T&A has introduced a ‘New Ways of Working’ initiative which is designed to see staff take more personal responsibility for their working day – rather than adhering to the traditional 9 to 5 routine.

Around 50 staff work out of Wemyss Place but the firm’s desk space at its new office in the Scottish capital will be slashed from 55 to just over 20.

Senior partner Alastair Wallace said it will also include quiet zones, meeting lounges, a coffee shop and event space as the aftermath of covid-19 sees more firms rejig the traditional office environment.
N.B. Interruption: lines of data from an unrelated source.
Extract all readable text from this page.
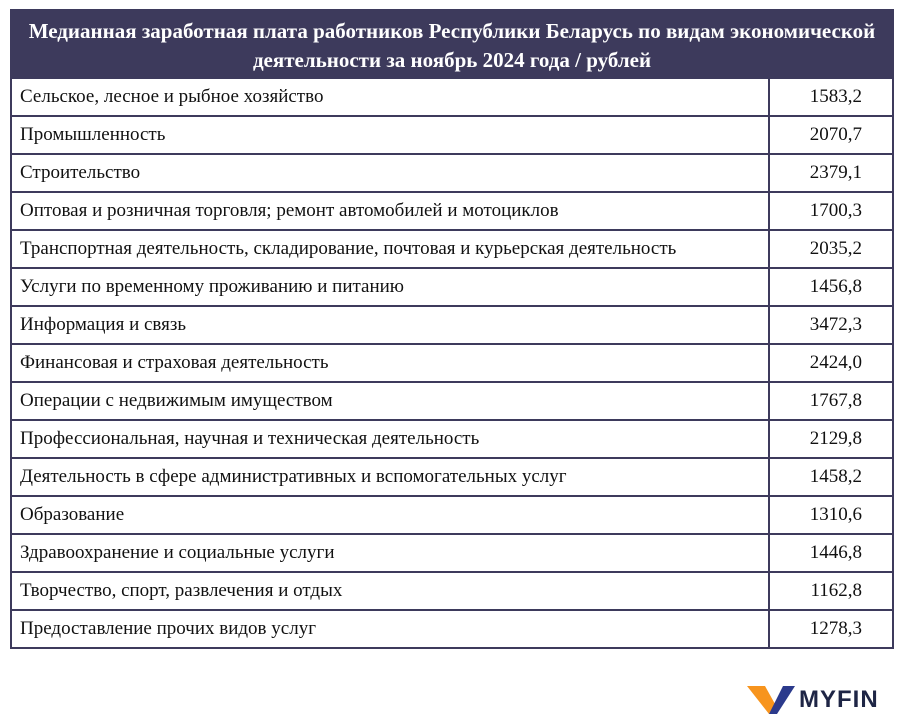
Медианная заработная плата работников Республики Беларусь по видам экономической деятельности за ноябрь 2024 года / рублей
Сельское, лесное и рыбное хозяйство	1583,2
Промышленность	2070,7
Строительство	2379,1
Оптовая и розничная торговля; ремонт автомобилей и мотоциклов	1700,3
Транспортная деятельность, складирование, почтовая и курьерская деятельность	2035,2
Услуги по временному проживанию и питанию	1456,8
Информация и связь	3472,3
Финансовая и страховая деятельность	2424,0
Операции с недвижимым имуществом	1767,8
Профессиональная, научная и техническая деятельность	2129,8
Деятельность в сфере административных и вспомогательных услуг	1458,2
Образование	1310,6
Здравоохранение и социальные услуги	1446,8
Творчество, спорт, развлечения и отдых	1162,8
Предоставление прочих видов услуг	1278,3
MYFIN
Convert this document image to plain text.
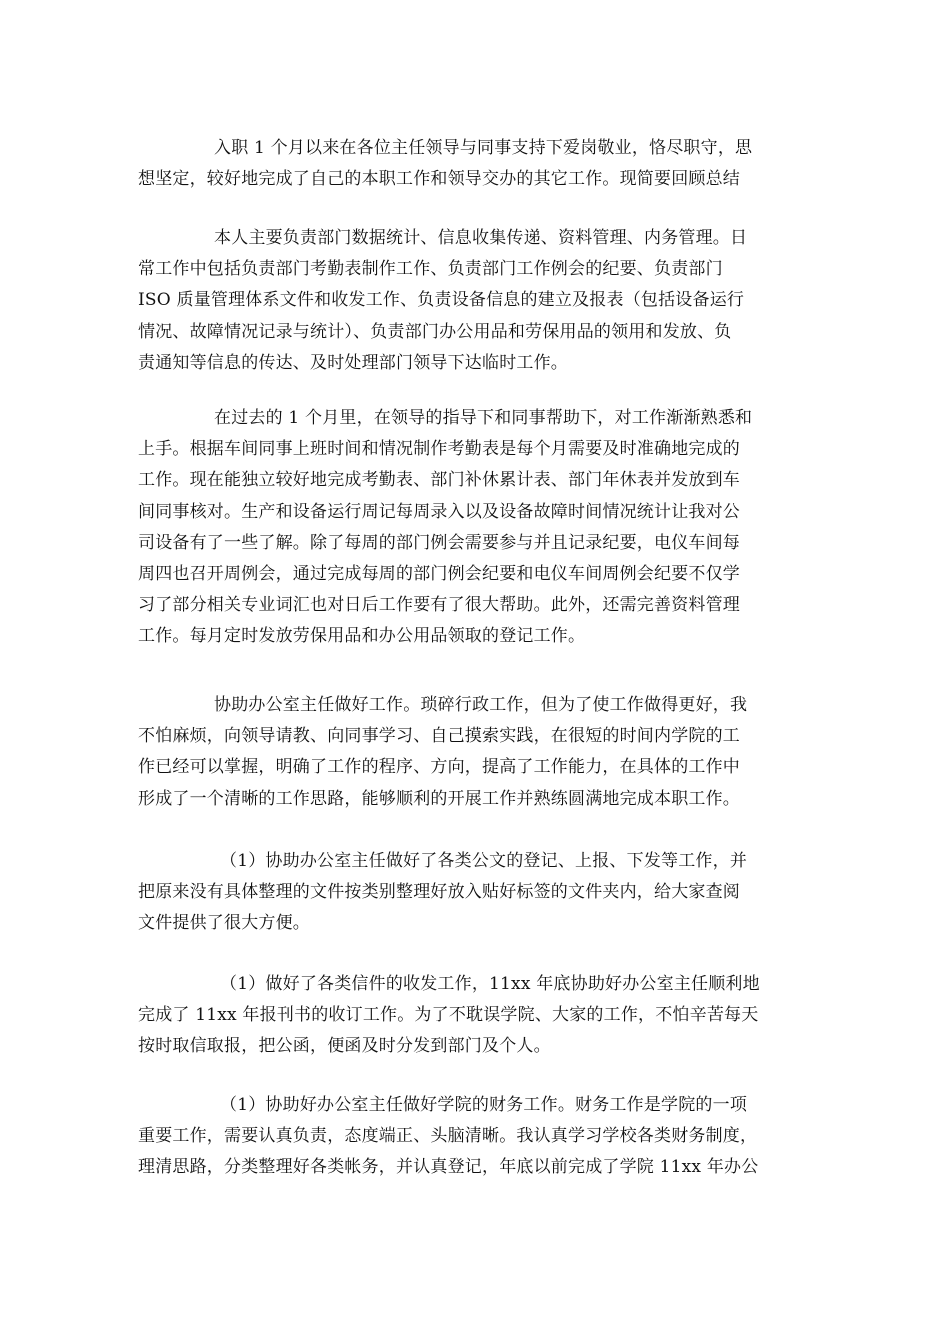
入职 1 个月以来在各位主任领导与同事支持下爱岗敬业，恪尽职守，思
想坚定，较好地完成了自己的本职工作和领导交办的其它工作。现简要回顾总结
本人主要负责部门数据统计、信息收集传递、资料管理、内务管理。日
常工作中包括负责部门考勤表制作工作、负责部门工作例会的纪要、负责部门
ISO 质量管理体系文件和收发工作、负责设备信息的建立及报表（包括设备运行
情况、故障情况记录与统计）、负责部门办公用品和劳保用品的领用和发放、负
责通知等信息的传达、及时处理部门领导下达临时工作。
在过去的 1 个月里，在领导的指导下和同事帮助下，对工作渐渐熟悉和
上手。根据车间同事上班时间和情况制作考勤表是每个月需要及时准确地完成的
工作。现在能独立较好地完成考勤表、部门补休累计表、部门年休表并发放到车
间同事核对。生产和设备运行周记每周录入以及设备故障时间情况统计让我对公
司设备有了一些了解。除了每周的部门例会需要参与并且记录纪要，电仪车间每
周四也召开周例会，通过完成每周的部门例会纪要和电仪车间周例会纪要不仅学
习了部分相关专业词汇也对日后工作要有了很大帮助。此外，还需完善资料管理
工作。每月定时发放劳保用品和办公用品领取的登记工作。
协助办公室主任做好工作。琐碎行政工作，但为了使工作做得更好，我
不怕麻烦，向领导请教、向同事学习、自己摸索实践，在很短的时间内学院的工
作已经可以掌握，明确了工作的程序、方向，提高了工作能力，在具体的工作中
形成了一个清晰的工作思路，能够顺利的开展工作并熟练圆满地完成本职工作。
（1）协助办公室主任做好了各类公文的登记、上报、下发等工作，并
把原来没有具体整理的文件按类别整理好放入贴好标签的文件夹内，给大家查阅
文件提供了很大方便。
（1）做好了各类信件的收发工作，11xx 年底协助好办公室主任顺利地
完成了 11xx 年报刊书的收订工作。为了不耽误学院、大家的工作，不怕辛苦每天
按时取信取报，把公函，便函及时分发到部门及个人。
（1）协助好办公室主任做好学院的财务工作。财务工作是学院的一项
重要工作，需要认真负责，态度端正、头脑清晰。我认真学习学校各类财务制度，
理清思路，分类整理好各类帐务，并认真登记，年底以前完成了学院 11xx 年办公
T&A is also leaving its Glasgow home of 40 years with its 25 staff relocating from Woodside Terrace to Libertas House in the city’s business district.

Wallace said the firm had already been looking at ripping up its traditional ways of working when the covid-19 pandemic struck earlier this year.

He added: “Our current buildings [in Edinburgh and Glasgow] are not going to deliver what we want. What covid has done is prove [this] can work. It’s given us the belief and confidence to press right ahead with what we’re doing.”

The firm, which is on the PM framework for BT Property around the UK, has around 25 people working out of its London office in Haymarket with this office also set to be rejigged once the moves north of the border have bedded in.

Wallace said turnover in its current financial year, which wraps up at the end of January, would be slightly below last year’s number of £8m.